Al volver la mirada un hombre de unos treinta años, de brazos fuertes y espalda
ancha se encuentra frente al lisiado y lo sentencia con el índice. Unas diez
personas se acercan para escuchar lo que le dice. El hombre-harapo muestra una
sonrisa cínica y chimuela que resulta repugnante. Sabe que el otro sujeto no se
atreverá a ponerle una mano encima lo que enciende los ánimos del joven que
baja su mochila al suelo y le manotea las muletas que salen disparadas una a
cada costado. Un par de señoras tratan de contenerlo mientras otro hombre le
hace ver que es un discapacitado y que nadie se mete con los discapacitados.
Los policías reaccionan y vienen hasta donde el grupo de gente se ha convertido
en multitud. El lisiado se carcajea y el joven no se contiene para propinarle
una cachetada que le transforma la horrible sonrisa en una mueca de dolor y que
de paso también le crispa la mirada. El hombre quiere defenderse con las
muletas pero éstas yacen en el piso. Alcanzarlas parece una misión imposible
para alguien en su condición. Los policías llegan mostrando más prepotencia que
autoridad y dos de ellos sacan sus radios para pedir refuerzos. La escena se
torna cómica: cuatro hombres obesos, armados, que se supone son autoridad piden
refuerzos para detener a un joven que ahora se burla del viejo ante su incapacidad
por responderle.
Las
mujeres que inicialmente intentaron contener al joven exigen a los policías que
actúen, que hagan valer su autoridad para detener al que ha ofendido a un
discapacitado. Un tercer sujeto trata de imponer silencio para poder hablar con
los policías quienes se limitan a tomar al joven por los brazos. Él no se
resiste pero intenta explicar su actuar. Alguien más se envalentona y quiere
darle una lección al joven. Todos dan su versión y al final los policías
comienzan a dispersar a la multitud mientras conducen al joven al módulo que se
encuentra en la otra esquina. Los que hablan por radio se conmiseran del
lisiado y le acercan sus muletas, le preguntan si está bien, si necesita algo,
si está lastimado. El hombre exagera el dolor y finge un desmayo. La escena se
vuelve ridícula. Prefiero seguir mi camino. A veces la mejor ayuda es la indolencia
sobre todo cuando la objetividad se vuelve subjetiva.
Metros
adelante, frente a la papelería Nueva Japón, una jovencita camina delante de mí.

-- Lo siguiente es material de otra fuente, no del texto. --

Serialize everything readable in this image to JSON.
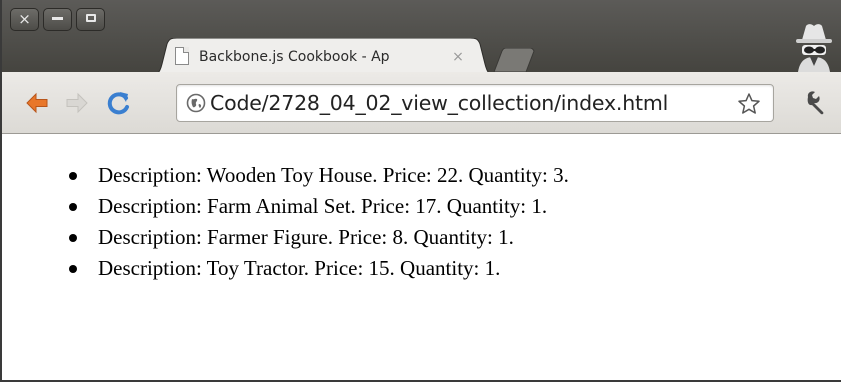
{
  "window": {
    "controls": {
      "close": "×",
      "minimize": "–",
      "maximize": "□"
    }
  },
  "tab": {
    "title": "Backbone.js Cookbook - Ap",
    "close": "×",
    "icon": "page-icon"
  },
  "toolbar": {
    "back_icon": "back-arrow-icon",
    "forward_icon": "forward-arrow-icon",
    "reload_icon": "reload-icon",
    "url": "Code/2728_04_02_view_collection/index.html",
    "star_icon": "bookmark-star-icon",
    "menu_icon": "wrench-icon"
  },
  "incognito_icon": "incognito-icon",
  "colors": {
    "back_arrow": "#e8772a",
    "reload": "#3a7fd0",
    "titlebar": "#4f4e4a"
  },
  "page": {
    "items": [
      {
        "text": "Description: Wooden Toy House. Price: 22. Quantity: 3."
      },
      {
        "text": "Description: Farm Animal Set. Price: 17. Quantity: 1."
      },
      {
        "text": "Description: Farmer Figure. Price: 8. Quantity: 1."
      },
      {
        "text": "Description: Toy Tractor. Price: 15. Quantity: 1."
      }
    ]
  }
}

Carga una canasta con flanes, jugos y sándwiches. Su exagerado contoneo es
aderezado por su vestimenta (leggins rojos, blusa blanca y zapatillas negras) que
ofrecen el pretexto perfecto para los piropos, los chiflidos y los comentarios
que en algunos casos harían sonrojar al mismo lisiado. La chica acentúa su
contoneo y aprovecha para increpar a los comerciantes: ¿te voy a dejar algo o
sólo vas a decir pendejadas? No hay respuestas concretas, únicamente propuestas
sexuales que no tengo tiempo de escuchar. Acelero el paso. Estoy a un par de
calles del trabajo y se me ha hecho tarde.